In the second quarter of 2024, EQT's sales volume exceeded expectations, thanks to operational efficiency, but capital expenditures were lower than anticipated. The company is sticking to its 2024 outlook, aiming for 2,100-2,200 Bcfe in sales volume and maintaining capital expenditures between $1,950-$2,050 million. To manage debt, EQT is marketing non-operated assets and increasing hedging to cover about 60% of its production for the latter half of 2024.
EQT is also making strategic moves, like planning to produce clean hydrogen and low-carbon aviation fuel from its Appalachian natural gas following a deal with the Department of Energy. The recent acquisition of Equitrans Midstream Corporation aims to create a vertically integrated natural gas business with potential annual synergies of over $425 million.
Analysts are optimistic about EQT, which has a “moderate buy” consensus. Out of 20 analysts, 10 suggest a “strong buy,” one has a “moderate buy,” and nine recommend a “hold.” The mean target price of $43.05 indicates expected upside of about 30% from the current price.
#2. Chesapeake Energy Corporation
Chesapeake Energy Corporation (CHK) is a leading exploration and production company based in Oklahoma City. It focuses on acquiring, exploring, and developing properties to produce oil, natural gas, and natural gas liquids (NGLs) from underground reservoirs in the U.S.
CHK has also underperformed on a YTD basis, but the stock is down just 3.9% so far in 2024. Over the past 52 weeks, Chesapeake Energy stock has declined 13.2%.
Chesapeake Energy has a market capitalization of $9.62 billion. With an EV/EBITDA ratio of 6.43, CHK seems reasonably valued at current levels, compared to its energy sector peers.
The company has consistently paid dividends for 14 straight quarters, with the most recent quarterly dividend of $0.575 per common share to be paid in September 2024, resulting in an annual dividend yield of 3.32%.
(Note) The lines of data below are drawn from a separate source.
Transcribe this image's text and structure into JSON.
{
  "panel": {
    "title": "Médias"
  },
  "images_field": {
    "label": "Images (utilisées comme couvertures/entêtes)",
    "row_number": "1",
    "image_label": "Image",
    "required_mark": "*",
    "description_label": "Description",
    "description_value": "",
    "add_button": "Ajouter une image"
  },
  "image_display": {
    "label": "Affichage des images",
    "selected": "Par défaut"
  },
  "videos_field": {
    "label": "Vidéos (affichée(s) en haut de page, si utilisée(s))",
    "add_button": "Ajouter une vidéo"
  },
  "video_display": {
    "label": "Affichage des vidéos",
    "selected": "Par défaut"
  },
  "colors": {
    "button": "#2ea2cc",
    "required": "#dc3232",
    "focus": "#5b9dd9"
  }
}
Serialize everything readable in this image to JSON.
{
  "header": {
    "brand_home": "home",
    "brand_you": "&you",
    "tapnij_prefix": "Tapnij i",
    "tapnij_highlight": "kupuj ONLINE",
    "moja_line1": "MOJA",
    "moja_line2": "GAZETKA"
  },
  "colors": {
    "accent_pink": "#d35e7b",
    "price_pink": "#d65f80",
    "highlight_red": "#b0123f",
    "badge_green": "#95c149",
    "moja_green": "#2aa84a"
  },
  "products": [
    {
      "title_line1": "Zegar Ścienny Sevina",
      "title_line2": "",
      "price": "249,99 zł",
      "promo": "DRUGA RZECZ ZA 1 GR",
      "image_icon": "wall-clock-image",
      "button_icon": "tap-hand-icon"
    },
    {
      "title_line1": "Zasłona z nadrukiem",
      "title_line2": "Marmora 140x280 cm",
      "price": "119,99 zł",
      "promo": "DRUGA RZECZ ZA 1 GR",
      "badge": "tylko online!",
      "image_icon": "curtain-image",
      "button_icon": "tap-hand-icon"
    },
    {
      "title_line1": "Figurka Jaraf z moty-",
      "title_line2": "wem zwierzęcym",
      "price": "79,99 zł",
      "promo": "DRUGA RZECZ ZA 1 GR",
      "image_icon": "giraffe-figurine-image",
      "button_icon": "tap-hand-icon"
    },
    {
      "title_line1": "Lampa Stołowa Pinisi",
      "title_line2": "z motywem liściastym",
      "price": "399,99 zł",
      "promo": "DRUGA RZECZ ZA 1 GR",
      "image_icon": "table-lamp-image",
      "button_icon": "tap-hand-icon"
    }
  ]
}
Chesapeake Energy reported softer-than-expected results for the second quarter of 2024, with a net loss of $227 million, or $1.73 per fully diluted share, and adjusted net income of $1 million, or $0.01 per share. The company produced approximately 2.75 bcf/d net (100% natural gas) and had 75 combined DUCs and deferred TILs at the end of the quarter.
For the full year, Chesapeake Energy expects to drill 95-115 wells and place 30-40 wells on production, consistent with previous guidance. The company has lowered its 2024 capital and production expense guidance by approximately 4% and 8%, respectively, due to improved operational efficiency and year-over-year deflation.
In early 2024, Chesapeake Energy announced an agreement to merge with Southwestern Energy Company in an all-stock transaction. The strategic combination aims to create a premier energy company with a leading natural gas portfolio, premium inventory, resilient free cash flow, and an investment-grade balance sheet.
The combined company, which will assume a new name at closing, is expected to deliver affordable, lower-carbon energy to meet growing domestic and international demand while providing sustainable cash returns to shareholders.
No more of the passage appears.